Chapter 18
Pre-treatment Administrative Responsibilities
Chapter 18 — Pre-treatment Administrative Responsibilities Before a single subject is treated, the experimenter faces a checklist of administrative obligations that determine whether the study will be feasible, ethical, and credible. This chapter walks through the full pre-treatment sequence: IRB protocol approval, pilot studies, pre-registration, pre-analysis plans (PAPs), data use agreements, and registered reports. A six-item due diligence checklist distills best practices. The key message: these tasks are not bureaucratic overhead—they are the infrastructure of trustworthy science, and their completion neither guarantees nor substitutes for genuine ethical commitment.
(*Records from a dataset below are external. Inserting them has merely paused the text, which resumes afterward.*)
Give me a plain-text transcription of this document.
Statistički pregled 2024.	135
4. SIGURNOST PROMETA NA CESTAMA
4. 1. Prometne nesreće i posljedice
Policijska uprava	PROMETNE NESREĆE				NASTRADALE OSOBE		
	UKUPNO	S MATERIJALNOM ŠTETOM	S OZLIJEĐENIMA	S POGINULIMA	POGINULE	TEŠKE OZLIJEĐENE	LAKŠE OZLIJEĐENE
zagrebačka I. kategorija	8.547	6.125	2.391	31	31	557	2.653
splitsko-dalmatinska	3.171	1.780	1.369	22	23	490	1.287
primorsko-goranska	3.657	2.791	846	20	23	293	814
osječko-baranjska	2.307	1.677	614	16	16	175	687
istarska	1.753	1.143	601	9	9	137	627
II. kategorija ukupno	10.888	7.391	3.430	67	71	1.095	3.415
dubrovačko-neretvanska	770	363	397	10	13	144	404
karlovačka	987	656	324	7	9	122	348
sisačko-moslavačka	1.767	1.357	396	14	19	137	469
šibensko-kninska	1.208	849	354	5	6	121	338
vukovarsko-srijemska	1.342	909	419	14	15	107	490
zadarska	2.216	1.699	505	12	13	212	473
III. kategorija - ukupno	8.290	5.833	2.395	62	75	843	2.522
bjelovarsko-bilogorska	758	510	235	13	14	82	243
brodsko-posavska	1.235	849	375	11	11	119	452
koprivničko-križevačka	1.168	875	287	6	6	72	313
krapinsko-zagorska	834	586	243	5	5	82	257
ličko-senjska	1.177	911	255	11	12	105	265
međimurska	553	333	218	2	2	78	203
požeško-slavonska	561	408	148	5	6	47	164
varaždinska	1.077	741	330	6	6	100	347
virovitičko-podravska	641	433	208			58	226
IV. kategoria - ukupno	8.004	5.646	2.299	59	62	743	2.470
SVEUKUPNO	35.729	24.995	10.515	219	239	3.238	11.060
- The experimental process starts long before the application of treatment and involves several administrative tasks — from IRB approval to pre-registration — which can be time-consuming and create setbacks.
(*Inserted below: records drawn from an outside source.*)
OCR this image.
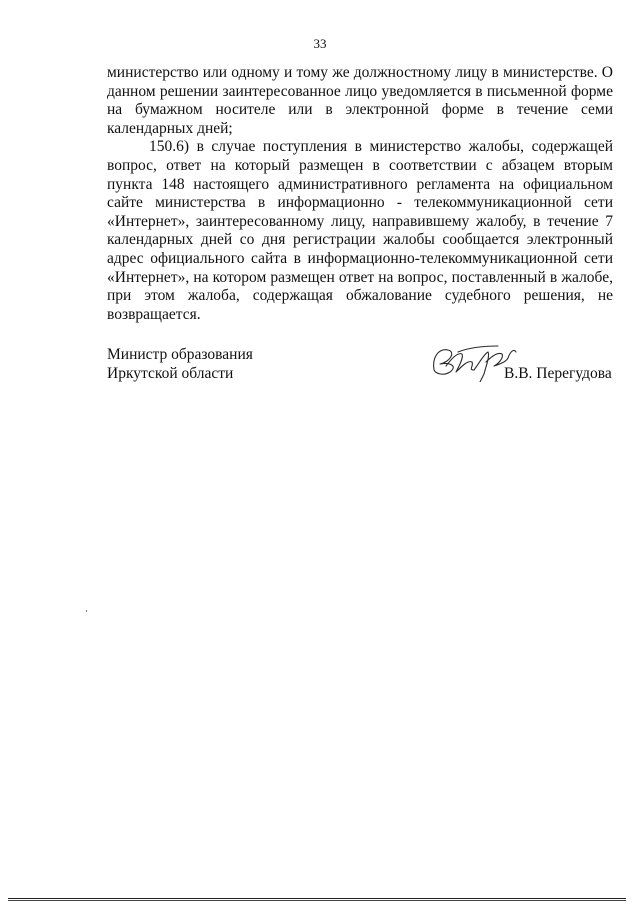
33

министерство или одному и тому же должностному лицу в министерстве. О данном решении заинтересованное лицо уведомляется в письменной форме на бумажном носителе или в электронной форме в течение семи календарных дней;

150.6) в случае поступления в министерство жалобы, содержащей вопрос, ответ на который размещен в соответствии с абзацем вторым пункта 148 настоящего административного регламента на официальном сайте министерства в информационно - телекоммуникационной сети «Интернет», заинтересованному лицу, направившему жалобу, в течение 7 календарных дней со дня регистрации жалобы сообщается электронный адрес официального сайта в информационно-телекоммуникационной сети «Интернет», на котором размещен ответ на вопрос, поставленный в жалобе, при этом жалоба, содержащая обжалование судебного решения, не возвращается.

Министр образования
Иркутской области	В.В. Перегудова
- While some view pre-treatment administrative tasks as purely tedious and burdensome, they serve an important purpose in achieving EP1 and EP2 ethically and cost-effectively.
- A six-item due diligence administrative checklist offers best practices to attenuate onerous experiences, promote transparency and confidence, and give your science its best chance to run smoothly and timely.
- Experimental morals cannot be outsourced: administrative task completion is neither a necessary nor a sufficient condition to achieve an ethically gold-standard study.